Quelque 500 travailleurs indiens sont morts au Qatar, ces deux dernières années, sur les chantiers de la coupe du monde de football qui doit se dérouler dans cet émirat en 2022.

500 morts, cela fait une vingtaine par mois.

Le président de la commission nationale des droits de l’homme du Qatar, Sumaikh Bin Ali al-Marri, a déclaré que cette mortalité est tout simplement normale : « Si vous regardez le nombre de Qataris qui sont morts de mort naturelle ces deux dernières années, vous verrez que le nombre de morts chez les Indiens est normal. »

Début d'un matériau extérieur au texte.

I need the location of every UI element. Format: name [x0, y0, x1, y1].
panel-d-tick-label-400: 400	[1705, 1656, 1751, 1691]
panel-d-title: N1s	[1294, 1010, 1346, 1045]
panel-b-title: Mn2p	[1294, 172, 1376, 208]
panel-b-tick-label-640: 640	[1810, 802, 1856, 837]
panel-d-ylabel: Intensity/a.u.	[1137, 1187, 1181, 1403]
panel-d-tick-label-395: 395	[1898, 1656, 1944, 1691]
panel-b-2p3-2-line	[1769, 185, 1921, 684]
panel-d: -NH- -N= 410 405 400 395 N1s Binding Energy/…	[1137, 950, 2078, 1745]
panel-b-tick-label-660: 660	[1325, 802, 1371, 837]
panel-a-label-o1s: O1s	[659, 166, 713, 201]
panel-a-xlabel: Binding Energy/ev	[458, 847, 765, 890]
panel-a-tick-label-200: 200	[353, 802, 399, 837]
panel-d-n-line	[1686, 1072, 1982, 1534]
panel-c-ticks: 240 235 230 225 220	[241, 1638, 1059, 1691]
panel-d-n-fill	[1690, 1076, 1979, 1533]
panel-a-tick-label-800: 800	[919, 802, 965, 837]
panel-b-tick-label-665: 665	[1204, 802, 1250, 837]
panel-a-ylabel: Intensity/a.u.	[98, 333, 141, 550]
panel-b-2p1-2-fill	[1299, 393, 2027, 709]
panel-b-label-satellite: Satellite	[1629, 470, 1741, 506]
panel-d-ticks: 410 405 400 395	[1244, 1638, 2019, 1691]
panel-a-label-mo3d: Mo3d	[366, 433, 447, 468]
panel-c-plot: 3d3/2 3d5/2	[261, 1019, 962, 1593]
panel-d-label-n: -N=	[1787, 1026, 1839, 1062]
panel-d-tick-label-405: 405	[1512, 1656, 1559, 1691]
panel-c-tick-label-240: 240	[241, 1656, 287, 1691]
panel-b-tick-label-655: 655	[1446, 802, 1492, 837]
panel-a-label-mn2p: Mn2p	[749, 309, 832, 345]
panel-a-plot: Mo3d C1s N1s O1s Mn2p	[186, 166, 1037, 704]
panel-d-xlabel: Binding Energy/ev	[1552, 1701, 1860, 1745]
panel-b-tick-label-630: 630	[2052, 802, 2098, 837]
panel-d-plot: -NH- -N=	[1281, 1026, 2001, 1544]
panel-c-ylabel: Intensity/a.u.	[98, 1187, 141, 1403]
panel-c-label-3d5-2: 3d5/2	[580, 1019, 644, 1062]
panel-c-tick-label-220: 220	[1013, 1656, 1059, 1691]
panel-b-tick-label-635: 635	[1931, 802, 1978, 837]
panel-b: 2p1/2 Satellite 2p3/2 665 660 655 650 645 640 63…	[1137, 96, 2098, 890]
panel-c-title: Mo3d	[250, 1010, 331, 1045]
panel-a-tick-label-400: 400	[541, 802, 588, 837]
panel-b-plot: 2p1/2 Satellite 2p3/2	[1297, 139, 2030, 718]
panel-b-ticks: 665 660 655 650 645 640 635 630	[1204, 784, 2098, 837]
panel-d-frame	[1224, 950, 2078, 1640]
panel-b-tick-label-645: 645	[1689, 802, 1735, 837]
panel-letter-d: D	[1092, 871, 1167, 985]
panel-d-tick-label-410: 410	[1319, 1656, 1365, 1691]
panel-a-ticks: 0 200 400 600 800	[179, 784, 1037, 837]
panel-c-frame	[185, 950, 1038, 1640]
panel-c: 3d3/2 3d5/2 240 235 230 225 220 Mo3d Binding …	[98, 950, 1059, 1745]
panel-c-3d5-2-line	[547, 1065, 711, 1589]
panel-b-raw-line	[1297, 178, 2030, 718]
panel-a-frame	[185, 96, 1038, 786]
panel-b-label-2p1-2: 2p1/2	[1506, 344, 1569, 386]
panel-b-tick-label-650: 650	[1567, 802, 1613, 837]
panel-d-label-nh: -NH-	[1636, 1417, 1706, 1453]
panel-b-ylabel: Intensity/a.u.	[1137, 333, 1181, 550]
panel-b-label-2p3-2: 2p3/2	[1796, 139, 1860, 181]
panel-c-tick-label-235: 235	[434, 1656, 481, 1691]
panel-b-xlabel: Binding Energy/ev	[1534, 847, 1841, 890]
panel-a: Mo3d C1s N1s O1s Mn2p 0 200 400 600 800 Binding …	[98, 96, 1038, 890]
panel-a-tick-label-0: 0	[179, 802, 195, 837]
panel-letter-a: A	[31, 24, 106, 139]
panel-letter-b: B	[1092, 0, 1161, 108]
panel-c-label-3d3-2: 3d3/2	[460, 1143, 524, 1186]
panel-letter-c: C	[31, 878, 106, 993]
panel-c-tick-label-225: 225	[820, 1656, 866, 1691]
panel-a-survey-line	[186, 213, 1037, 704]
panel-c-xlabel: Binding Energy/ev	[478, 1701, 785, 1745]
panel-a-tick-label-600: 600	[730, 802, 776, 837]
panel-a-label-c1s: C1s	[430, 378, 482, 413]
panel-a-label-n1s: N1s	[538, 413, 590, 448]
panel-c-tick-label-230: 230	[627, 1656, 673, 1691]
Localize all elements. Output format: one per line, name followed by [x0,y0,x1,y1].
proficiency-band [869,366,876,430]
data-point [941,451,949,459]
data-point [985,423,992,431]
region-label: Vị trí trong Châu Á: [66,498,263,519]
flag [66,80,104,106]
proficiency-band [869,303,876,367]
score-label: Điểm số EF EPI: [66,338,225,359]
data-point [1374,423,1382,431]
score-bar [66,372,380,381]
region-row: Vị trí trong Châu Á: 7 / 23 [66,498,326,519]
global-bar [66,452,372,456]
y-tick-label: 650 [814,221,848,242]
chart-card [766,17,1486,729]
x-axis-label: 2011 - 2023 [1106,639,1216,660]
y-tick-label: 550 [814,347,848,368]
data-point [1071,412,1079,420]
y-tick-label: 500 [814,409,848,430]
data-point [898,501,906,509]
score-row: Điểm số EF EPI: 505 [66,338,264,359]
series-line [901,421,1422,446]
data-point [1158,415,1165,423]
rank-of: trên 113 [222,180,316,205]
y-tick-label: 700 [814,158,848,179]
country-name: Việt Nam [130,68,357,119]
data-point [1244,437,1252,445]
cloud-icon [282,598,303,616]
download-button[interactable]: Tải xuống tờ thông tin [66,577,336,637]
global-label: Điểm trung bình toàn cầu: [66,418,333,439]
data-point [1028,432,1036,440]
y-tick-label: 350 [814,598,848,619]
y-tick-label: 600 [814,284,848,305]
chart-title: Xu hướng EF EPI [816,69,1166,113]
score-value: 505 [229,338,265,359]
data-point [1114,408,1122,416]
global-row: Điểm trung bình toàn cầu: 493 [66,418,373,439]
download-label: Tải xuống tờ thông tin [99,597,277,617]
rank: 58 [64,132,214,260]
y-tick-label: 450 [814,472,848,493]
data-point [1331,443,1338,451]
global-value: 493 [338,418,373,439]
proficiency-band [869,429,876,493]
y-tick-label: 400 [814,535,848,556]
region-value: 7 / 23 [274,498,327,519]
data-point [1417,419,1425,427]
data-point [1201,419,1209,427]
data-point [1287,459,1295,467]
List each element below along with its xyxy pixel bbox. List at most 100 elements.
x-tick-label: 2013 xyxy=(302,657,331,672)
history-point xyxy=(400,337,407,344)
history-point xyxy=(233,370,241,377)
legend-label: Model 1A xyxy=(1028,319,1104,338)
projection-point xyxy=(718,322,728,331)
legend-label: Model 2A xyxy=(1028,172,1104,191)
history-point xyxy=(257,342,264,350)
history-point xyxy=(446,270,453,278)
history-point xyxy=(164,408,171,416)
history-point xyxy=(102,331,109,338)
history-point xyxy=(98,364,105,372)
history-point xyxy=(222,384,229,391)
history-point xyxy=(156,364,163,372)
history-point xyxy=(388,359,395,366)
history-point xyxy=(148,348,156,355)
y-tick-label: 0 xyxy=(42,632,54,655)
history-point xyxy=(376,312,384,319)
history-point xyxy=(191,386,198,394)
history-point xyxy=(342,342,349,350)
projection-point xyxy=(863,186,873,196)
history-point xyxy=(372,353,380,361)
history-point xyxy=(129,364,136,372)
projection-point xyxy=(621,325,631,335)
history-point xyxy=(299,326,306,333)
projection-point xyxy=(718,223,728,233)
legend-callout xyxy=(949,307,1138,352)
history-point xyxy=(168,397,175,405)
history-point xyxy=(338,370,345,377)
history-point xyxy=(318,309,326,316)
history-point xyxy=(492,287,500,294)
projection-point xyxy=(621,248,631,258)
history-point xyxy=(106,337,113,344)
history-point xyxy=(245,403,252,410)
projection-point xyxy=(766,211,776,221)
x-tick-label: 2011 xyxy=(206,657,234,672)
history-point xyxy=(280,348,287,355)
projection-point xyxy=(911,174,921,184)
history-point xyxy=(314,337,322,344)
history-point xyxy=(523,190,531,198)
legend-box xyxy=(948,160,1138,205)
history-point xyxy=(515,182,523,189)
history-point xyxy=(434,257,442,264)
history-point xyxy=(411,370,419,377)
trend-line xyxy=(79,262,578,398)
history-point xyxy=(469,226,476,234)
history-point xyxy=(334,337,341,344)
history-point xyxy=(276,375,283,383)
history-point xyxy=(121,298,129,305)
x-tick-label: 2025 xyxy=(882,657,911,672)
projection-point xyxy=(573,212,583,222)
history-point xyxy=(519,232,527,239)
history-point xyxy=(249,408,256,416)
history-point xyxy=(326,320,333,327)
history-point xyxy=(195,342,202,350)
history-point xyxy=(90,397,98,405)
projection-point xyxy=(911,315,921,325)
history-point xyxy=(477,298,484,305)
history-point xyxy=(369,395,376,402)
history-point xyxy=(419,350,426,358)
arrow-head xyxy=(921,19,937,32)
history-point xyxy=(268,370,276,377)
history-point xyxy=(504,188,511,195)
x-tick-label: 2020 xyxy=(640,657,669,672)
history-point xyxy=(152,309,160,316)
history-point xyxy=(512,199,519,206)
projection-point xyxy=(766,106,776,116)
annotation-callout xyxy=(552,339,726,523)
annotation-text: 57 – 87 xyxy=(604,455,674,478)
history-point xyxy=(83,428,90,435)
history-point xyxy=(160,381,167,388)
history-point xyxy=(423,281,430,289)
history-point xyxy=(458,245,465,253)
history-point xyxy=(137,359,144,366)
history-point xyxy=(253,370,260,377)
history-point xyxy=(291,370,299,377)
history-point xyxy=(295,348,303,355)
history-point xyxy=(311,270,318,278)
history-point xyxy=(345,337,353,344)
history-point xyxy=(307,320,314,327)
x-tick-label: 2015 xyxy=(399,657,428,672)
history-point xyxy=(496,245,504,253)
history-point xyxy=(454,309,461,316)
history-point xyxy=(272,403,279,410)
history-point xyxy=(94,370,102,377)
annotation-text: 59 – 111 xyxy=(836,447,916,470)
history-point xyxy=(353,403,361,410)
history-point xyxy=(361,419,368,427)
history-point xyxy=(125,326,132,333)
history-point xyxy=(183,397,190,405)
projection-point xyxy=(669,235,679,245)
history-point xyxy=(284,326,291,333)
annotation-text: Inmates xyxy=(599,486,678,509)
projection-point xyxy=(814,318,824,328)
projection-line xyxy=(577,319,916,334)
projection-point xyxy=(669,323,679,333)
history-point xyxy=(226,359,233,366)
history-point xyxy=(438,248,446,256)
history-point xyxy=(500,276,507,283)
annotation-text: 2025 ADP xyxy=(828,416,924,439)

Il est difficile d’être plus monstrueusement cynique, car il est bien évident que la mortalité ne devrait pas être du tout la même chez les Qataris, ce qui comprend les malades et les vieux, et chez les travailleurs indiens, qui sont des jeunes hommes en bonne santé.

Chacun sait que les ouvriers qui travaillent sur ces chantiers sont de quasi-esclaves (on leur prend leurs passeports, ils ne peuvent pas changer d’entreprises, leurs conditions de travail et de rémunération sont proches de l’esclavage). Et en outre ils meurent comme des esclaves. Sans qu’aucune soi-disant grande conscience ne s’en préoccupe. Sans que personne ne dénonce l’ignoble propos de l’homme qui est à la tête de la soi-disant commission des droits de l’homme.

Car le Qatar islamiste (où l’esclavage est donc une tradition) est le grand ami financier (et diplomatique, et culturel) des puissances occidentales.

Et le foot est une divinité à laquelle on peut bien sacrifier quelques centaines d’Indiens.